On connaissait tous ou presque Cyril Dion avec son magnifique Demain, documentaire réalisé avec Mélanie Laurent en 2015. On le découvre ici en écrivain avec un très réussi premier roman Imago.
Je remercie nos fées des 68 premières fois pour cette belle sélection.
« Chacun d’entre nous vit avec sa propre prison, plus ou moins large. Et fait ce qu’il peut pour en sortir… »
Imago, c’est 4 parties qui narrent les vies de Khalil, Nadr, Tarek, Amandine, Fernando. Mais également de vengeance, de Palestine, d’attentats… C’est donc un opus hautement d’actualité et un sujet plutôt périlleux à traiter.
En effet, il est « facile » de faire de la politique et donc de prendre partie pour les Israéliens contre les Palestiniens ou vice versa. De même, on peut parler de djihad avec des idées bien arrêtées.
« Pour toujours il les haïssait. Les israéliens. Les Français. Les Occidentaux en général. Tous ceux qui finançaient, entretenaient la guerre contre son peuple. Il aurait voulu les broyer, les dévorer sur place. La haine pourrissait ses pensées, ses entrailles, elle dévalait le long de ses muscles, de ses doigts. Sans pouvoir s’arrêter, il tournait en rond dans le camp dévasté, ne sachant comment se débarrasser de toute cette violence qui l’agitait. »
Comment résumer sans trop en dire? J’écrirais que ce n’est absolument pas le cas ici. Au fil des pages, à travers l’intrigue qui est menée de main de maître, l’auteur fait davantage de la pédagogie qu’asséner des vérités. Il aborde le conflit israelo/palestinien à travers différentes vues (l’européenne, la locale, …), ce qui est très éclairant. Il pousse le lecteur à s’interroger, et c’est avec une foultitude de questions sans réponse que celui-ci tourne la dernière page. Je ne sais pas si c’était le souhait premier de Cyril Dion, mais si tel était le cas, c’est parfaitement réussi en ce qui me concerne. Il n’y a en effet pas réellement de fin. Augure d’une suite?

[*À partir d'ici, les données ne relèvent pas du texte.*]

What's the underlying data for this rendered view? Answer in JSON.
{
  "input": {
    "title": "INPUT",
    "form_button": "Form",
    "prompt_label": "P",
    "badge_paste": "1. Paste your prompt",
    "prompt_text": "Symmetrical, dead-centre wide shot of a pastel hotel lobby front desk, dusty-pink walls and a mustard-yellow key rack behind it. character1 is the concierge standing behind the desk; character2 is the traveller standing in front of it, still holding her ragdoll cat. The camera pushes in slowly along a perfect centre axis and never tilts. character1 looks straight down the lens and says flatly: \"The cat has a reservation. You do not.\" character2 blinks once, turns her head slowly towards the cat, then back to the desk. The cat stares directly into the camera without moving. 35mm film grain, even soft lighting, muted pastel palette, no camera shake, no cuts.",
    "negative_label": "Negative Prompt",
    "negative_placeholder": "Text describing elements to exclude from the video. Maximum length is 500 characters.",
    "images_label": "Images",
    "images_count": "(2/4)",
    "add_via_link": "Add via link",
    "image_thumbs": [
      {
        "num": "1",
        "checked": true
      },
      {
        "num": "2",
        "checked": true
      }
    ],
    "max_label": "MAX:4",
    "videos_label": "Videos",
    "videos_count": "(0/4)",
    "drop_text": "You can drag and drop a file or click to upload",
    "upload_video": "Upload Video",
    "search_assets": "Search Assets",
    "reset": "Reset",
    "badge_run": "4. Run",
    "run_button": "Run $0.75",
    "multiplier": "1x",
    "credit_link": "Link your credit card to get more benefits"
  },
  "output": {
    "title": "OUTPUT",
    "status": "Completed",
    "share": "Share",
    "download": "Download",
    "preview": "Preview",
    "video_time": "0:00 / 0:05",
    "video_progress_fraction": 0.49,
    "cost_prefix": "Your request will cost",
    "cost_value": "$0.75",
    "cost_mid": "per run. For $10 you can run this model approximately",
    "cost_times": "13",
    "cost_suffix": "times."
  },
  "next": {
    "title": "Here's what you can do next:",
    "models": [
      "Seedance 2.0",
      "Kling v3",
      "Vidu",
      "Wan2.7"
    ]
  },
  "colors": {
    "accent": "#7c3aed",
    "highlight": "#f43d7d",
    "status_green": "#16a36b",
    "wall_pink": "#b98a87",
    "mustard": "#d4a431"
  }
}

« Nadr progressait dans le sable, longeait la mer, deux ou trois cailloux dans chaque chaussure. L’horizon s’éployait à perte de vue, le manque d’eau et de nourriture l’étourdissait, la chaleur le faisait chanceler. Pourtant son cœur était léger et sa poitrine fière, soulagée d’un immense fardeau. Chaque nouvelle foulée, chaque minute hors de cette prison était une promesse encore indistincte. »
Servi par une très belle écriture, poétique, percutante, très agréable à lire, on est rapidement pris au jeu. Même si j’ai trouvé quelques longueurs, j’ai été captivé de la première à la dernière page. Le style m’a surpris tant la plume est bien maniée. Des phrases longues, des dialogues dynamiques, des descriptions fouillées ou des états d’âmes torturées, on aime suivre ces destins brisés. Surtout ceux de Nadr et Khalil qui m’ont beaucoup interpellé.
Imago, premier roman de Cyril Dion, est une très belle découverte et une belle réussite. Il est dur, triste, tragique mais surtout utile et marquant. Je vous encourage à le découvrir. Un beau package de Noël à offrir en complément de son documentaire Demain.